Though ultimately it is simply a decision on merely having a route that goes from downtown Indy into Hamilton County, it is a good sign that at least some public officials appear to have the balls to finally MAKE a decision on some possible paths.

"The question was, was it more important to hit the airport or to go more into Hamilton County for a starter system?" said Philip Roth, senior planner for the Indianapolis Metropolitan Planning Organization. "That's what will be decided Wednesday."
While both an airport route or a deeper penetration into Hamilton County have merits, I would initially choose the airport route.  Whatever route selected will get into Fishers at least allowing a good base of customers to select public transit for their daily commute.  The airport route is pure advertising and bragging rights to outsiders.  Normally not the strongest argument, but this is a special case.  Indy is a HUGE convention city.  The ability to have some type of transit from the airport to the downtown would be a big advertisement of a 'world-class' Indianapolis to convention planners and attendees.  Sometimes you need a perception of world-class in order to build the reality of world-class.  Building an airport leg would aid to that perception.  Who knows, with an increase of convention spending the city could collect enough taxes to extend the other leg further into Fishers/Noblesville territory or *gasp* build another leg to another section of the metro area.  How about south towards Greenwood?

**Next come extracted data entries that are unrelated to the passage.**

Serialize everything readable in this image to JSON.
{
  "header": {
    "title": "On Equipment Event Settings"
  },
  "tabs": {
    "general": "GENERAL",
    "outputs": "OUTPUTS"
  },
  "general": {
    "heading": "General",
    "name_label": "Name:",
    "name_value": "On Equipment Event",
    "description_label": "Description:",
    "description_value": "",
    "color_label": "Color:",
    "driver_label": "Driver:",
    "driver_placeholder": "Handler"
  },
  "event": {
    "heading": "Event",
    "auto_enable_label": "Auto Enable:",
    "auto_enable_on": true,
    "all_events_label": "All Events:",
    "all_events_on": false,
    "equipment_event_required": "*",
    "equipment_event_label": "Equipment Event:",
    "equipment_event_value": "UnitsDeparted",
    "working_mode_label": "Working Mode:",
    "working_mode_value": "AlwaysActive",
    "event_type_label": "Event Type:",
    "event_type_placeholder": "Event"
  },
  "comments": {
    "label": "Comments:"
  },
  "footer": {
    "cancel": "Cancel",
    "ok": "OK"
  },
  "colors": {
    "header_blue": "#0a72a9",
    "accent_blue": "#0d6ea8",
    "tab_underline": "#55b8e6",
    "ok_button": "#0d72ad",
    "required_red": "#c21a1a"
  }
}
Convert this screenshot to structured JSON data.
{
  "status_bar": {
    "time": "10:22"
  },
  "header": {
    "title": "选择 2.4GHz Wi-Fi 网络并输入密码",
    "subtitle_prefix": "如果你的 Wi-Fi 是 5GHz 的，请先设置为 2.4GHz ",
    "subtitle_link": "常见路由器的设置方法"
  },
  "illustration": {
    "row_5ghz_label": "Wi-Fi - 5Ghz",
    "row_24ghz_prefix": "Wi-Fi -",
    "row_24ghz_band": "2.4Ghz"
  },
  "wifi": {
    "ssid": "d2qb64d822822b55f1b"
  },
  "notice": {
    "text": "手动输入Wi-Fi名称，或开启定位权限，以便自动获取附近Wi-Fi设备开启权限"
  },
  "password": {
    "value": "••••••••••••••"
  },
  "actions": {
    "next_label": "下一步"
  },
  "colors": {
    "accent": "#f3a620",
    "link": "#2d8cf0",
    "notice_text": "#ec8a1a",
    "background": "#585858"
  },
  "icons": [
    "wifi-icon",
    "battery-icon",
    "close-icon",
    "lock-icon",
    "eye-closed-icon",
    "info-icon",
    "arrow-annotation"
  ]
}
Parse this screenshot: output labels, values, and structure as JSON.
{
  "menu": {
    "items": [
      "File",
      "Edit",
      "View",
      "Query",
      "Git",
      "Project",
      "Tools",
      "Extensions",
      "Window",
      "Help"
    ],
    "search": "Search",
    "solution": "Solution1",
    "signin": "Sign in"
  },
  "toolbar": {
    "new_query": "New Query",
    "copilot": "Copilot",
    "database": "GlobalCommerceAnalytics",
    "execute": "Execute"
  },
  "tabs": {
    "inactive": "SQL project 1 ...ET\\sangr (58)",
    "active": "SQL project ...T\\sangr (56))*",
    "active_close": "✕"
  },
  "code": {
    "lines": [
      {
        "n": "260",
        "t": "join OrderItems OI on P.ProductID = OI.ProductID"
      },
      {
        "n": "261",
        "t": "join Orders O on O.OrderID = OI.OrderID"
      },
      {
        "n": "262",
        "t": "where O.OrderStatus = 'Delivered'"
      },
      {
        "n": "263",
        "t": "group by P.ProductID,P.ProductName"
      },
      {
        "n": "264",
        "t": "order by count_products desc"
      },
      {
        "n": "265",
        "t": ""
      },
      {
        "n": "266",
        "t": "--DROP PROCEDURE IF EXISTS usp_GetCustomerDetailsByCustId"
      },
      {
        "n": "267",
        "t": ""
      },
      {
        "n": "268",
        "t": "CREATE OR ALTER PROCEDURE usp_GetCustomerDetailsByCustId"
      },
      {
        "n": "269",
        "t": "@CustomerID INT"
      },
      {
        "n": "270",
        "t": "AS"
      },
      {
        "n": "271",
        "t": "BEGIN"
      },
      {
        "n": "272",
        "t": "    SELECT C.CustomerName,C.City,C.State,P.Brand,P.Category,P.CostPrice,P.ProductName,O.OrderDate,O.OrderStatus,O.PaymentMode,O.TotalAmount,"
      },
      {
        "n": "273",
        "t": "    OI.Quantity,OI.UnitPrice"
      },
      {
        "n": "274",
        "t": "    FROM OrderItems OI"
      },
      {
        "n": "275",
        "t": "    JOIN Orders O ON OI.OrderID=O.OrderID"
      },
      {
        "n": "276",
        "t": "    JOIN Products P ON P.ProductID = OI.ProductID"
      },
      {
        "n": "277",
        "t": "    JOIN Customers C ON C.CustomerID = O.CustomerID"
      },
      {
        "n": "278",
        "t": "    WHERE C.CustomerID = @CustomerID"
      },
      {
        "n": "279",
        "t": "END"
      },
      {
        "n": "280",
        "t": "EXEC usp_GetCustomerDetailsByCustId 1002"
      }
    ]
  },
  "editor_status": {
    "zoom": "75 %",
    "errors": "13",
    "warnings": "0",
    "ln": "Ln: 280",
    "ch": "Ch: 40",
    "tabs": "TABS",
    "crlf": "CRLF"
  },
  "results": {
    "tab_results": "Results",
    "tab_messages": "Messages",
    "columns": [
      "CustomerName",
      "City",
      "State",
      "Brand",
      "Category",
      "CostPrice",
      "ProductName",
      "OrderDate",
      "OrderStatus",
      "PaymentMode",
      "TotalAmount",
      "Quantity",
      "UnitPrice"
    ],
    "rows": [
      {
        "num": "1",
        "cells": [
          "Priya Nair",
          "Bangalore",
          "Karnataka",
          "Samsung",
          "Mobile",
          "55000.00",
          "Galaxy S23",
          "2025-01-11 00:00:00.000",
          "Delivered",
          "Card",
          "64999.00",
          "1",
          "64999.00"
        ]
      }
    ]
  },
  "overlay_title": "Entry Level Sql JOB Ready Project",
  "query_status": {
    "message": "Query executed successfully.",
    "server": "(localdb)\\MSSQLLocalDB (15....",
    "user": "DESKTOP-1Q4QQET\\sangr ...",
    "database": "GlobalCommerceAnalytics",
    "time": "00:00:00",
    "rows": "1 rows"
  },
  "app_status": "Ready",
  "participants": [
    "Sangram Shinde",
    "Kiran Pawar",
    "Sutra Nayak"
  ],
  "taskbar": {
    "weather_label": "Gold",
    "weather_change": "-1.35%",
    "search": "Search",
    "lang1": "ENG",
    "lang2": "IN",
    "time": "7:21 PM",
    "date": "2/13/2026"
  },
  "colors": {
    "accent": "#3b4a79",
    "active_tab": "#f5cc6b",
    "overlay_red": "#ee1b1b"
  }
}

"Because standard federal support is limited to $425 million, planners explained, the pathways are somewhat limited. With an equal sum from local revenues, the transit system could extend 17 to 28 miles from the inner city, depending on the transit method chosen.
For example, the projected $850 million investment would carry an elevated people mover system 17 miles from Downtown Indianapolis, light rail 21 miles and a rapid transit bus system 28 miles, reaching into Noblesville."

I realize the elevated people mover has a higher upfront infrastructure cost, but it's per-mile passenger cost is around a dime per mile.  That means it can pay for itself.  Light rail needs around $1.30 to $1.50 per passenger per mile, and a rapid bus is over $2.  The later will need public subsidies to operate.  The first will not.  How about using the 'profit' (I know a weird term to use with public transportation) to maintain and enhance the system?

Choosing a route and choosing a form of transit are decisions that will require vision and leadership.  Sadly those are two traits that are lacking in many 'leaders' today.  Just build the damn thing!

EDIT 7-21-2004:

The Northeast Corridor route from downtown to Fishers/Noblesville was selected.
No decision on what type of technology to use, nor any specific route itself.  At least it is a start, but the earliest we'll have rapid transit in the Indy metro area would still be 2010.  Sigh.